The DSM V is coming out and it looks like a disaster. Even Mother Jones (far left rag) and subject matter experts in the field think it is way overreaching.
I am a big fan of treatment, including outpatient commitment, for people with serious mental illnesses. Thinks like schizophrenia, bipolar disorder, and so on are actual diseases which respond to medication and a highly structured environment. While most of these people are sick and not dangerous, if they don't take their medication they can become very dangerous to themselves or others either through violence or negligence.
However, a lot of the little stuff is BS. "Oppositional-defiant" disorder counts as a learning disability. That basically means "Johnny has authority issues and yells at the teacher and throws tantrums." "ADD" is hugely diagnosed, and basically seems to describe the normal behavior of many young boys. And "depression" is often part of "grief;" dealing with loss is part of being human.
I personally know seven people who died in combat zones. The first batch of deaths were a big shock and I was unsettled for awhile. After initial contact with the mental health world, I made the choice to deal with it on my own and with some off the record counseling, and I think that was a wise one. I am now a stronger, more resilient person and I'm not hooked on crazy drugs with many unknown side effects. It turns out that knowing young people who die violently is a traumatic experience that requires time and reflection to process. Grief is part of being human, and there's no easy way to deal with it immediately. You can't pop a pill to grow through difficult life experiences overnight.

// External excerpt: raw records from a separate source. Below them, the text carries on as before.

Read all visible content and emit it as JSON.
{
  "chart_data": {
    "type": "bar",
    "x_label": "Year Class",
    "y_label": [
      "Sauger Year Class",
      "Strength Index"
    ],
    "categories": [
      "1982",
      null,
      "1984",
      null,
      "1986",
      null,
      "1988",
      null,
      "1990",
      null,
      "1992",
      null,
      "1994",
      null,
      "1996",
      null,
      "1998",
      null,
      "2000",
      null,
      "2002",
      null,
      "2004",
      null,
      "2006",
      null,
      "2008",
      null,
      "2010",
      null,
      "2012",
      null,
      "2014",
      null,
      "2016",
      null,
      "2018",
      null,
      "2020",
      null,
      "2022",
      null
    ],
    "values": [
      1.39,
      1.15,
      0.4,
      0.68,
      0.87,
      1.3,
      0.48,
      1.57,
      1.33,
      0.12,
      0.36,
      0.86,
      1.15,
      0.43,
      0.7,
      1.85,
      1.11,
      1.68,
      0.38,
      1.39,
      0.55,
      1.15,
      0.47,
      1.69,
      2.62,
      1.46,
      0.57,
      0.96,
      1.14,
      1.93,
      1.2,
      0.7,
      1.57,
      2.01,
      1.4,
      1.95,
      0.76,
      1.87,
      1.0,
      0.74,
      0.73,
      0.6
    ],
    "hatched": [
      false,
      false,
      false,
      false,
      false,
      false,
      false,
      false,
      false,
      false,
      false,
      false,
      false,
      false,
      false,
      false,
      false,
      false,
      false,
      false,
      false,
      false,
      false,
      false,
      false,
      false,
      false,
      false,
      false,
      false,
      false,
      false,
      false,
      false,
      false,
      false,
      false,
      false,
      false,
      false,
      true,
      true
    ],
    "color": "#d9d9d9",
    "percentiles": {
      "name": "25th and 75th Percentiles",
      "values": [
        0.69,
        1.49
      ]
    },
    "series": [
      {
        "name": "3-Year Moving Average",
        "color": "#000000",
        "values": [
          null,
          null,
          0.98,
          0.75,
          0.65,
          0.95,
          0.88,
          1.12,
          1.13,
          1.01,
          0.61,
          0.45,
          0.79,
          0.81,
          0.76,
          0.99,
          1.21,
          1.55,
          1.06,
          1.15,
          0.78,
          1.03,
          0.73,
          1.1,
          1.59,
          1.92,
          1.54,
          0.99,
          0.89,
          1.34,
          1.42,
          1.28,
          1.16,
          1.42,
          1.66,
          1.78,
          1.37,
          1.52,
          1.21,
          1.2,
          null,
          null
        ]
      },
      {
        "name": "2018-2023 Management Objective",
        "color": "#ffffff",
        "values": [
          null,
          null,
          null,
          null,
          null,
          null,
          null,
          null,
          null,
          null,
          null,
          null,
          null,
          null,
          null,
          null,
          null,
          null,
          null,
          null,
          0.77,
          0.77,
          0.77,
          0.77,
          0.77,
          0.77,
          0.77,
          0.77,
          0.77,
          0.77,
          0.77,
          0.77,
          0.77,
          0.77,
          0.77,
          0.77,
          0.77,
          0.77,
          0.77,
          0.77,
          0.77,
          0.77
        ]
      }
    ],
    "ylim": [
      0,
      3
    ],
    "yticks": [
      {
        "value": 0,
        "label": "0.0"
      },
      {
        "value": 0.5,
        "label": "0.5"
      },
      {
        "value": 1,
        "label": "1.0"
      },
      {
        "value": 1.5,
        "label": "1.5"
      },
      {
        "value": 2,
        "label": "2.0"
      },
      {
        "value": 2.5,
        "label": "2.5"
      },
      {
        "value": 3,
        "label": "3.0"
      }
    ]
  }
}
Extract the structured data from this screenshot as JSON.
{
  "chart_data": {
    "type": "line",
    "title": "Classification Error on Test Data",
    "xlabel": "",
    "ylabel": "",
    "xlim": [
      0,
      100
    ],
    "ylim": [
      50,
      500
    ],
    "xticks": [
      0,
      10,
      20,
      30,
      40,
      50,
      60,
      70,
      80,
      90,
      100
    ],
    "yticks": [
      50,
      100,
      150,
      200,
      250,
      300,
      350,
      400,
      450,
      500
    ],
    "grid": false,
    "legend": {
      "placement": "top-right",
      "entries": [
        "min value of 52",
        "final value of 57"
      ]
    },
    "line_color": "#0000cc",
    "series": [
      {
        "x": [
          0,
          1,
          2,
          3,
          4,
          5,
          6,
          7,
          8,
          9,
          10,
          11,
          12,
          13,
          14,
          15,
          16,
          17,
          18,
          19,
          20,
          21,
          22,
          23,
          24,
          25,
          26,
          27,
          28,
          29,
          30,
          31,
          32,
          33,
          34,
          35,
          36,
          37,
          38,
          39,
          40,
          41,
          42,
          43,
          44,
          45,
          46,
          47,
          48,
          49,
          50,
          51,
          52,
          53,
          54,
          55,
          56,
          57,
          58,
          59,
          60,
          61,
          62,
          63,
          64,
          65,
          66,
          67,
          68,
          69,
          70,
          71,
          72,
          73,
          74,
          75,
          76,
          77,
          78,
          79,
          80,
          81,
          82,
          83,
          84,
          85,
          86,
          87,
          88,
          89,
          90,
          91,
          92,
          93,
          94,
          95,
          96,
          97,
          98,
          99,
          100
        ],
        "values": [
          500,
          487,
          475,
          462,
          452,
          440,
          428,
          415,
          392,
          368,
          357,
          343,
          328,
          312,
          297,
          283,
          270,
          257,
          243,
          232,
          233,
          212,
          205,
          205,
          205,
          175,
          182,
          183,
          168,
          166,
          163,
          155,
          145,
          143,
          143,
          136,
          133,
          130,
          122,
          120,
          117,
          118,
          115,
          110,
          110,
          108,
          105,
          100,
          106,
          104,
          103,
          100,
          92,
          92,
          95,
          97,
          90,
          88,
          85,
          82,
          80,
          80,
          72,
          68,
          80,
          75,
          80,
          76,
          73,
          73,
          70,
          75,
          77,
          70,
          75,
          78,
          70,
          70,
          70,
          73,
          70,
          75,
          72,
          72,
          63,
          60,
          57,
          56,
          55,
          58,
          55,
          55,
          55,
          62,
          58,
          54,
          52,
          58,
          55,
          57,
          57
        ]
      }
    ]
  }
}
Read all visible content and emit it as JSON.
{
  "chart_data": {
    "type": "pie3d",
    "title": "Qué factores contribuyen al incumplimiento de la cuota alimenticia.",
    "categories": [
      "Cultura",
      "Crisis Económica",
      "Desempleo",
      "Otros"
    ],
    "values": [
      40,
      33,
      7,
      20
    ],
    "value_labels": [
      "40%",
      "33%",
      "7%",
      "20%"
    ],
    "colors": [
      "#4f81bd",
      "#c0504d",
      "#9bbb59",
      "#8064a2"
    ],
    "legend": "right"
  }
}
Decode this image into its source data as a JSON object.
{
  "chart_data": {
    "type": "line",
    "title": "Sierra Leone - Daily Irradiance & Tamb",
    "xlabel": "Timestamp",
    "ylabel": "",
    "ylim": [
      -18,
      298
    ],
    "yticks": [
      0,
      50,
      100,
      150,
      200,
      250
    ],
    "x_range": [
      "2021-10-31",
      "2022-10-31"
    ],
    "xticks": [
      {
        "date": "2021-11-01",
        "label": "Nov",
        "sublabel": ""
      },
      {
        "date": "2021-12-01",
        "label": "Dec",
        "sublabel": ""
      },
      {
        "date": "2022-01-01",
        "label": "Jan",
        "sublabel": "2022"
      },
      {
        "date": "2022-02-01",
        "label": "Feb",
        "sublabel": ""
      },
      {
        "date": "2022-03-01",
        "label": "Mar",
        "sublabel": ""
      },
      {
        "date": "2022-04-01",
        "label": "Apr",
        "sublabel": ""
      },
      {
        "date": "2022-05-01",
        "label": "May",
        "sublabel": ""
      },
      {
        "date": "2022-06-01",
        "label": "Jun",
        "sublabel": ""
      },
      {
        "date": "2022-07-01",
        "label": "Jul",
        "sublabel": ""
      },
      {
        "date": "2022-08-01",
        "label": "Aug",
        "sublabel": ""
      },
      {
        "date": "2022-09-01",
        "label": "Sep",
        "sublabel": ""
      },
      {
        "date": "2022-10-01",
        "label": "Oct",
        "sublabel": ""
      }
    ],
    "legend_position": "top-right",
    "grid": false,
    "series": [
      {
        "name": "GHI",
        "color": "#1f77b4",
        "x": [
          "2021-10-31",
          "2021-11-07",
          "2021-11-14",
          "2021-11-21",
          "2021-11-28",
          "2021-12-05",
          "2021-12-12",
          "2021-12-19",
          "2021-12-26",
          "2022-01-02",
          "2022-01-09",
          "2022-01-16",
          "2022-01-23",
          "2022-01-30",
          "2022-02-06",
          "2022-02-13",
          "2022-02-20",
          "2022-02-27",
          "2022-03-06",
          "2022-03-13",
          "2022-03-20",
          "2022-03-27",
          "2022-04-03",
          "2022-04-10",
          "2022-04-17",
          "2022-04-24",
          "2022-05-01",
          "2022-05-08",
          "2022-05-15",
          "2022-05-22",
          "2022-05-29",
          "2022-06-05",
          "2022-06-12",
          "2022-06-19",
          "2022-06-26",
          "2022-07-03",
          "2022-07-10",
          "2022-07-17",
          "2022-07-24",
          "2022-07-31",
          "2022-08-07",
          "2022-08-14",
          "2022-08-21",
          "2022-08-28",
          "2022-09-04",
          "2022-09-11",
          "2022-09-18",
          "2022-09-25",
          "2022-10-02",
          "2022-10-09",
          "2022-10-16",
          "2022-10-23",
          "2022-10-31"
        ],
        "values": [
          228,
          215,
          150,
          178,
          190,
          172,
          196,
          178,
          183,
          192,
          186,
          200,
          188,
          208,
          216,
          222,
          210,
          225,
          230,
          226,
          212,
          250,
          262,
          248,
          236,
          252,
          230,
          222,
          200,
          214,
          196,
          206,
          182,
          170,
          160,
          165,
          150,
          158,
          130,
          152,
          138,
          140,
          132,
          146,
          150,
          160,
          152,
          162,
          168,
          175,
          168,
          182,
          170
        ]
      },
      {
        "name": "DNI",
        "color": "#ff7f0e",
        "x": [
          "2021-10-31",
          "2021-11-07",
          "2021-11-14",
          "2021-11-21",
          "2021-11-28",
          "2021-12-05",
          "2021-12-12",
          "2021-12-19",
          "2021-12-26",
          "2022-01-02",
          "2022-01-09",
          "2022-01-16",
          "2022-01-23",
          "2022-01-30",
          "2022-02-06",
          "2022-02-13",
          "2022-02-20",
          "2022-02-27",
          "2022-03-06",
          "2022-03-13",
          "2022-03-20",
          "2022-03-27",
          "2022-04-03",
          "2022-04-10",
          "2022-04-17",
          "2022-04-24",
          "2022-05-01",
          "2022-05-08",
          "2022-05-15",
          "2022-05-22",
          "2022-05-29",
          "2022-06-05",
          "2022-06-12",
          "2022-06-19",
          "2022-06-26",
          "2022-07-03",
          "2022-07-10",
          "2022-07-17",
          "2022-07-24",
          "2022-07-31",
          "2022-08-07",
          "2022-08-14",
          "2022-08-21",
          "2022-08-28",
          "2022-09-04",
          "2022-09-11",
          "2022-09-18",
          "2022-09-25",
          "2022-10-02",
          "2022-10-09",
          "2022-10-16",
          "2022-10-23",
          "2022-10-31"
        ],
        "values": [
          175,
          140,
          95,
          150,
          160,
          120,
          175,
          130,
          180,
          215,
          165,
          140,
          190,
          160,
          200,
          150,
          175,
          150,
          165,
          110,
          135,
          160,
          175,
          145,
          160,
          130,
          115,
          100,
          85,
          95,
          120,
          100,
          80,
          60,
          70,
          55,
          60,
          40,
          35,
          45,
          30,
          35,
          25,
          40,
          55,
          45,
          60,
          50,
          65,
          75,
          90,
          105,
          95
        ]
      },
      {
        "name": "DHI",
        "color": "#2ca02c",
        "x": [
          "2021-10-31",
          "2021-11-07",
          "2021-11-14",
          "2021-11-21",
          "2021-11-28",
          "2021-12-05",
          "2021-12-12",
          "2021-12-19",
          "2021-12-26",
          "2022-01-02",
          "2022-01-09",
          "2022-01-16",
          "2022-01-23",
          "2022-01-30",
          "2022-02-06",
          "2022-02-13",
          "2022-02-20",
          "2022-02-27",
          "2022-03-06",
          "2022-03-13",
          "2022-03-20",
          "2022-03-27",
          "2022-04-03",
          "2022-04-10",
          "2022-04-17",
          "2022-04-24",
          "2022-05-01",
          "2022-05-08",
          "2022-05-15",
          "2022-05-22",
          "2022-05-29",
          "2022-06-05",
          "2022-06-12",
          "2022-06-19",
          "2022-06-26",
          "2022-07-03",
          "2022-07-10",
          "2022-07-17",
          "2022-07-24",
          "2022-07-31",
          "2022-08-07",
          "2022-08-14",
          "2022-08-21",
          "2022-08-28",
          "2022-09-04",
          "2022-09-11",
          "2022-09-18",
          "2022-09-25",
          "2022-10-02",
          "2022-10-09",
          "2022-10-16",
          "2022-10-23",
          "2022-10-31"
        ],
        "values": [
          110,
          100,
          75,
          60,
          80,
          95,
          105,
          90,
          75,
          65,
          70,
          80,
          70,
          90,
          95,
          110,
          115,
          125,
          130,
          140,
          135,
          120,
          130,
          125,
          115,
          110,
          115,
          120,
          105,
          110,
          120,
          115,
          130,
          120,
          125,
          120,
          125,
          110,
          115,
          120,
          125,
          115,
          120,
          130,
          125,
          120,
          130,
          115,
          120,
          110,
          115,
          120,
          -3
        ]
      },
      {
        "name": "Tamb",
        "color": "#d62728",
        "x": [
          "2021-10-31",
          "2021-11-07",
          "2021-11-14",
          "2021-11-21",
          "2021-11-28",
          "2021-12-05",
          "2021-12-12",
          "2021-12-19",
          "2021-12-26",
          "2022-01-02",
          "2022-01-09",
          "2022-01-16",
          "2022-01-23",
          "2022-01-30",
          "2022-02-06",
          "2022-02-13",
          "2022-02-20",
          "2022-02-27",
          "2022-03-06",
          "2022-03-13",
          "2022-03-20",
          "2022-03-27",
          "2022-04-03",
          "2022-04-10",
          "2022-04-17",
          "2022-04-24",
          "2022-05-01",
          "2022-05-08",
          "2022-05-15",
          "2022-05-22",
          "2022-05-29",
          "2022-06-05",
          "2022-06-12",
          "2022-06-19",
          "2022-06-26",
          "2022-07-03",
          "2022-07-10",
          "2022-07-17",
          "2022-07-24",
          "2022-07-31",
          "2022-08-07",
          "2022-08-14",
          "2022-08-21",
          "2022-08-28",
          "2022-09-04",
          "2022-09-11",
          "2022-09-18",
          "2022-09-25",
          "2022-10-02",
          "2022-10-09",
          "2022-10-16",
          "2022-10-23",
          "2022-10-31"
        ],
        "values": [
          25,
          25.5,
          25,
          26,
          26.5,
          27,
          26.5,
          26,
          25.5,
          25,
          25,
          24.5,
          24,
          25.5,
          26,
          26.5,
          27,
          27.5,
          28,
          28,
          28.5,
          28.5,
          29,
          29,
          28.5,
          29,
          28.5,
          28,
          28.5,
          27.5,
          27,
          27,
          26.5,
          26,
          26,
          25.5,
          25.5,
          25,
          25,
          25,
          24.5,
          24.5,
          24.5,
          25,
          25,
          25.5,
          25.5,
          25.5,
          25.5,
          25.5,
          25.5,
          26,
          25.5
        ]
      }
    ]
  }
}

Personally, if someone is (A) not suicidal and (B) not suffering from a chronic serious life-debilitating credible mental illness (like schizophrenia, bipolar, etc) then I would not suggest seeking "on the record" mental health care. I personally am not willing to go anywhere or talk to anyone where a permanent record, either paper or electronic, is made. There are other good options like talking to a faith adviser, seeking off-the-record counseling, working on the "whole person" issues (physical fitness, good social network, etc) to try before going down the shrink route, in my opinion. The information is being warehoused for who knows what future purpose (it may start with gun rights, but I suspect other civil liberties will be chopped for "mentally ill" people in the future), the new DSM-V is so expansive that everyone can be defined as crazy for normal life experiences like stress or grief, and the medication continues to have significant side effects.